Saturday, February 06, 2010

5wks5days

At times like this, my internet use shoots up. Nothing is more comforting (or, at times, unnerving) than a good trawl. Message boards, quack sites and blogs are all useful fodder. Although, after several years of freaking myself out, i've learned (sort of) when to switch off. It's a hard habit to break though.

My HCG went up to 7105 on Friday. The clinic didn't call until after 6pm, which was stressful in itself. Prog was up to 169, so heading back in the right direction. The numbers hadn't doubled - or even close, but my helpful graph said the increase from start to now was 'adequate'. As there's precisely zero I can do about any of this, i've just got to go with it.

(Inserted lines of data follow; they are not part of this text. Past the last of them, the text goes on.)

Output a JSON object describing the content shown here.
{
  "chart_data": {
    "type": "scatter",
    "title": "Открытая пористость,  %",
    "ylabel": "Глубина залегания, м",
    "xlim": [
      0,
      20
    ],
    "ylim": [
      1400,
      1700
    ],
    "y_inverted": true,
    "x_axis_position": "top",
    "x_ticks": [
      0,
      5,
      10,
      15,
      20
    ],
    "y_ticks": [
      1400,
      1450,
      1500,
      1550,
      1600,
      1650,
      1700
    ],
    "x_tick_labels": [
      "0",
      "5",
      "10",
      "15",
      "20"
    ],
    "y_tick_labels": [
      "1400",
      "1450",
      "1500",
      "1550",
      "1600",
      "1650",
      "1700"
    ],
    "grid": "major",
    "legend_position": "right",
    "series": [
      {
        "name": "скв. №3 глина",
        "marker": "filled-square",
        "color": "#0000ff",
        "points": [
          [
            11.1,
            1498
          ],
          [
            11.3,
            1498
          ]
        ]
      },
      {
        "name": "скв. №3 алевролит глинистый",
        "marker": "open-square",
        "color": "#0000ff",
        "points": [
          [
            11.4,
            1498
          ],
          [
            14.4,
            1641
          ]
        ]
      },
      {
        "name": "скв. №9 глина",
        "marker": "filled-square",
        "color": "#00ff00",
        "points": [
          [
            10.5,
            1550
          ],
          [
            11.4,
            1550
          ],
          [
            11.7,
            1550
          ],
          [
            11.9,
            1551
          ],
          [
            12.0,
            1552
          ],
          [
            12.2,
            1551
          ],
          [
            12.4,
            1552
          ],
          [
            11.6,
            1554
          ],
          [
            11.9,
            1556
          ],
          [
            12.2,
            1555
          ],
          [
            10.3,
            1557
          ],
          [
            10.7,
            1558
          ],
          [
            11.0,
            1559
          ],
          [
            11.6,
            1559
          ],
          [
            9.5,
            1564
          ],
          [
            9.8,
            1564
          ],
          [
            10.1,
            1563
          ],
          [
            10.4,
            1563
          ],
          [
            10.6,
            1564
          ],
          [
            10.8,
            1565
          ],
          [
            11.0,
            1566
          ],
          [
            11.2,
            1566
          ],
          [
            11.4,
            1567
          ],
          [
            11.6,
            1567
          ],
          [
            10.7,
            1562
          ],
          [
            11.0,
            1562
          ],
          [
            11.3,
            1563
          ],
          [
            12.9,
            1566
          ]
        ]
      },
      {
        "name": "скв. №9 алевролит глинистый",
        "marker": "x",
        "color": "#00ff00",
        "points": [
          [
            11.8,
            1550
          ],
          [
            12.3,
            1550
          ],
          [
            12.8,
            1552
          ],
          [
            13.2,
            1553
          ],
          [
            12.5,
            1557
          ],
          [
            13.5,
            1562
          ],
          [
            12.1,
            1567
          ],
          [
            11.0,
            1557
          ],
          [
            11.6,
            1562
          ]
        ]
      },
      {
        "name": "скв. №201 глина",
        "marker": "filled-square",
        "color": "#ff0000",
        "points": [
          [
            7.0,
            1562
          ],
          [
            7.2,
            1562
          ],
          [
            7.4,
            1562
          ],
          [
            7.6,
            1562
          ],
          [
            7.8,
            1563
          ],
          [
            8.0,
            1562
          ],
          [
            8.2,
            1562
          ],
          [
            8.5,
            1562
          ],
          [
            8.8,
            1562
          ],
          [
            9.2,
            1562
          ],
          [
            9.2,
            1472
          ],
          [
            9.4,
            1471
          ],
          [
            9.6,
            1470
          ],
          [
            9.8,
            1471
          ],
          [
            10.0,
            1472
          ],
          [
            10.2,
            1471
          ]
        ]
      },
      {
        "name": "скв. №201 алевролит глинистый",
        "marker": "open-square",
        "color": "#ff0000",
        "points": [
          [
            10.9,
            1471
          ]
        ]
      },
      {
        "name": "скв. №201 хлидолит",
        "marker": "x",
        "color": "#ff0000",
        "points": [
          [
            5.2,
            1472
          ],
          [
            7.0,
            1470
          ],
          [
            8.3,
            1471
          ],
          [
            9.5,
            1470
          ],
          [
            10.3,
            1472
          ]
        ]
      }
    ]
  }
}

The nurse - who wasn't overly confident and who is, I suspect, quite new to the job - agreed the rate had slowed down but said the top doc wasn't worried. He'd ordered me to stick with my meds and come in for a scan on Monday or Tuesday. No more bloods til then.

Monday OR Tuesday..... Eeeeeeerm, let me see. Monday or Tuesday? Like there's a choice!!!! I'm booked in for 9am Monday morning, when Mr G, B and I (no one to sit for us) will be waiting to hear what's happening in there. I'm in a strange place because of those numbers, but like Betty M said, perhaps the continual testing is counterproductive.

Symptom-wise, i've had on and off nausea (particularly in the morning but lots of the day), dragging tiredness and a bit of edginess. There's the odd cramp too.

I'm convinced now that B was one of two. Those numbers were SO high. Of course that means that his co-embie disappeared at some point which THEN means i'm more anxious i've only the one embie in there to lose! Too much thinking. So, i prefer to read other people's stories and take my mind of my own.

Two more sleeps and we MAY have an idea what's what. Obviously with these numbers and at only 6 weeks there's every chance it'll be too early for a heartbeat. We'll cross that bridge as and when.

2 comments:

Betty M said...

fingers all crossed for tomorrow!

Kath said...

Dear Portia, I'm thinking of you and wishing you lots of luck for tomorrow morning.